Olha só o que ele tem na mochila, grita um dos seguranças. Alexandre, como faz em todo final de show, coloca tudo que sobra no camarim na sua mochila para distribuir entre a equipe da Plebe. Dessa vez, os músicos não consumiram quase nada e ele embolsou três Johnny Walkers Red, duas Smirnoffs e algumas latas de Inferno. É um bebum, todos concluem. Foi direto do aeroporto para a cela da delegacia.

Ivan já sabia que o Philippe ia reclamar. Não gosto de drogados na equipe, ainda mais esses que fazem confusão, avisa o guitarrista. Fica relaxado, sugere o empresário, vou me livrar dele. Alexandre não está nem aí, dorme que nem um anjo no colchão surrado de sua cela.

6 comentários:

Anônimo disse...

hahaha. só mil volts mesmo dão conta de inverter a lógica carioca de ganhar tudo no grito. muito boa, mesmo. chorei de rir só de imaginar o alexandre levando porrada de cacetete, sendo eletrocutado e com a mochila cheia de bebida. hahaha.

daaaassss ich!

Anônimo disse...

o andre,eu poderia pedir pra vcs virem pro rio mais uma vez...so que porra...eu to ficando impaciente com o novo cd!!!eu quero ouvir logo!!!deve estar muito foda!!!e vou ficar grudado na grade no show de estreia da nova turne aqui no rio gritando:
´´a plebe ta de volta,aha uhu!!´´
é nessa hora que deve passar pela cabeça de voces:
´´que frio na espinha apesar do calor´´
eu nao sei pq,mas sempre qdo eu ouço o enquanto que a tregua nao vem fico com um frio na espinha nessa hora...estranho...
e o site???eu entro 3 vezes ao dia vendo se ja saiu aquele maldito r ao contrario!quando vai ficar pronto??quando fãs necessitados pela plebe como eu vao poder desfrutar dele??
sacanagem...po,parabens msm pela gravaçao do novo disco e espero que nao demore muito para ser lançado...se nao eu vou ficar maluco aqui...
vlw andre!

André Mueller disse...

Calma, Gabriel. Se vc está ancioso, imagine a gente! Espero que logo vc e muitos outros consigam ouvir e dar o seu aval.

Anônimo disse...

Aí André a Plebe ainda pode fazer outros Shows aqui em São Paulo?
Eu também aguardo anciosamente o novo CD! Falando nisso uma possivel negociação com a gravadora poderia ter a possibilidade de ter os discos anteriores relançados?
Sobre o site de vcs vai ser o de domínio ".com.br" mesmo, e quanto ao dominio ".com"? pois com o "web archyve" dá pra visualiza-lo" como era até 2002...

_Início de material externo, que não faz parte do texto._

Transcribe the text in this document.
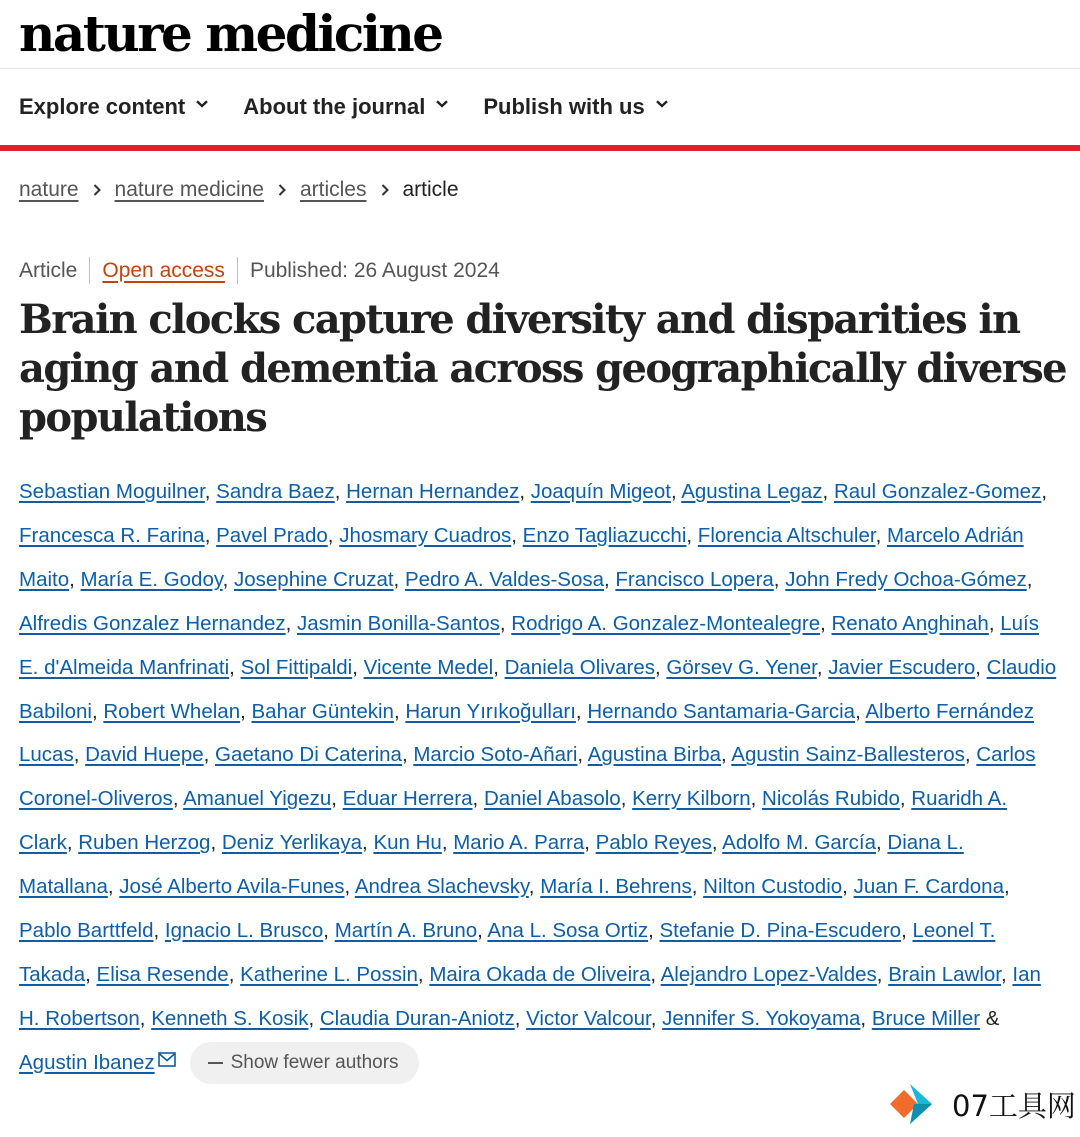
nature medicine
Explore content	About the journal	Publish with us
nature nature medicine articles article
Article Open access Published: 26 August 2024
Brain clocks capture diversity and disparities in aging and dementia across geographically diverse populations
Sebastian Moguilner, Sandra Baez, Hernan Hernandez, Joaquín Migeot, Agustina Legaz, Raul Gonzalez-Gomez, Francesca R. Farina, Pavel Prado, Jhosmary Cuadros, Enzo Tagliazucchi, Florencia Altschuler, Marcelo Adrián Maito, María E. Godoy, Josephine Cruzat, Pedro A. Valdes-Sosa, Francisco Lopera, John Fredy Ochoa-Gómez, Alfredis Gonzalez Hernandez, Jasmin Bonilla-Santos, Rodrigo A. Gonzalez-Montealegre, Renato Anghinah, Luís E. d'Almeida Manfrinati, Sol Fittipaldi, Vicente Medel, Daniela Olivares, Görsev G. Yener, Javier Escudero, Claudio Babiloni, Robert Whelan, Bahar Güntekin, Harun Yırıkoğulları, Hernando Santamaria-Garcia, Alberto Fernández Lucas, David Huepe, Gaetano Di Caterina, Marcio Soto-Añari, Agustina Birba, Agustin Sainz-Ballesteros, Carlos Coronel-Oliveros, Amanuel Yigezu, Eduar Herrera, Daniel Abasolo, Kerry Kilborn, Nicolás Rubido, Ruaridh A. Clark, Ruben Herzog, Deniz Yerlikaya, Kun Hu, Mario A. Parra, Pablo Reyes, Adolfo M. García, Diana L. Matallana, José Alberto Avila-Funes, Andrea Slachevsky, María I. Behrens, Nilton Custodio, Juan F. Cardona, Pablo Barttfeld, Ignacio L. Brusco, Martín A. Bruno, Ana L. Sosa Ortiz, Stefanie D. Pina-Escudero, Leonel T. Takada, Elisa Resende, Katherine L. Possin, Maira Okada de Oliveira, Alejandro Lopez-Valdes, Brain Lawlor, Ian H. Robertson, Kenneth S. Kosik, Claudia Duran-Aniotz, Victor Valcour, Jennifer S. Yokoyama, Bruce Miller & Agustin Ibanez	Show fewer authors
07工具网
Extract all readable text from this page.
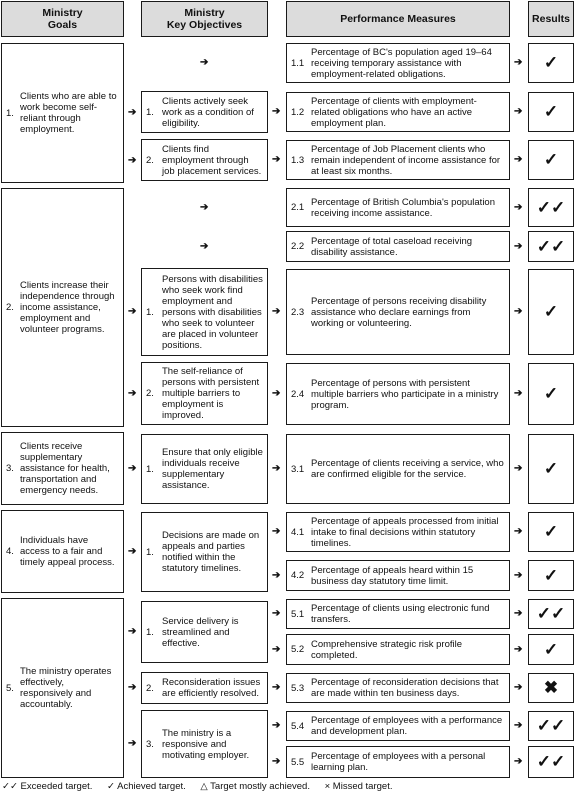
Ministry
Goals
Ministry
Key Objectives	Performance Measures	Results
1.
Clients who are able to work become self-reliant through employment.
2.
Clients increase their independence through income assistance, employment and volunteer programs.
3.
Clients receive supplementary assistance for health, transportation and emergency needs.
4.
Individuals have access to a fair and timely appeal process.
5.
The ministry operates effectively, responsively and accountably.
1.
Clients actively seek work as a condition of eligibility.
2.
Clients find employment through job placement services.
1.
Persons with disabilities who seek work find employment and persons with disabilities who seek to volunteer are placed in volunteer positions.
2.
The self-reliance of persons with persistent multiple barriers to employment is improved.
1.
Ensure that only eligible individuals receive supplementary assistance.
1.
Decisions are made on appeals and parties notified within the statutory timelines.
1.
Service delivery is streamlined and effective.
2. Reconsideration issues are efficiently resolved.
3.
The ministry is a responsive and motivating employer.
1.1
Percentage of BC's population aged 19–64 receiving temporary assistance with employment-related obligations.
1.2
Percentage of clients with employment-related obligations who have an active employment plan.
1.3
Percentage of Job Placement clients who remain independent of income assistance for at least six months.
2.1 Percentage of British Columbia's population receiving income assistance.
2.2 Percentage of total caseload receiving disability assistance.
2.3
Percentage of persons receiving disability assistance who declare earnings from working or volunteering.
2.4
Percentage of persons with persistent multiple barriers who participate in a ministry program.
3.1 Percentage of clients receiving a service, who are confirmed eligible for the service.
4.1
Percentage of appeals processed from initial intake to final decisions within statutory timelines.
4.2 Percentage of appeals heard within 15 business day statutory time limit.
5.1 Percentage of clients using electronic fund transfers.
5.2 Comprehensive strategic risk profile completed.
5.3 Percentage of reconsideration decisions that are made within ten business days.
5.4 Percentage of employees with a performance and development plan.
5.5 Percentage of employees with a personal learning plan.
✓
✓
✓
✓✓
✓✓
✓
✓
✓
✓
✓
✓✓
✓
✖
✓✓
✓✓
➔
➔
➔
➔
➔
➔
➔
➔
➔
➔
➔
➔
➔
➔
➔
➔
➔
➔
➔
➔
➔
➔
➔
➔
➔
➔
➔
➔
➔
➔
➔
➔
➔
➔
➔
➔
➔
➔
➔
✓✓ Exceeded target. ✓ Achieved target. △ Target mostly achieved. × Missed target.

Desculpe tanta pergunta cara flw.

Anônimo disse...

E aí Ándré? Nos próximos shows em São Paulo, em que o Alexandre estiver cansado, posso dar uma força. Aliás não tem estágio para roadie, não? Nem precisa ser remunerado. Hehehe.

Quanto ao cd da Plebe, tb estou ansioso. Mas a demora também, pode ser uma boa forma de divulgação. Vejam o "novo cd" do Guns, chinese democracy, que está quase 5 anos para ser lançado e já é pra lá de conhecido.

Vida longa a Plebe

André Mueller disse...

Igor: sim, faremos shows onde chamarem a gente. São os donos dos locais nos quais tocamos que dão o primeiro passo. Relançamento de qq disco é com a EMI, dona das obras. Mas acho bem provável que se o novo CD funcionar, eles relançarão os outros. Quanto ao site, ainda estamos nos primeiros passos de montá-lo. A prioridade agora é o disco.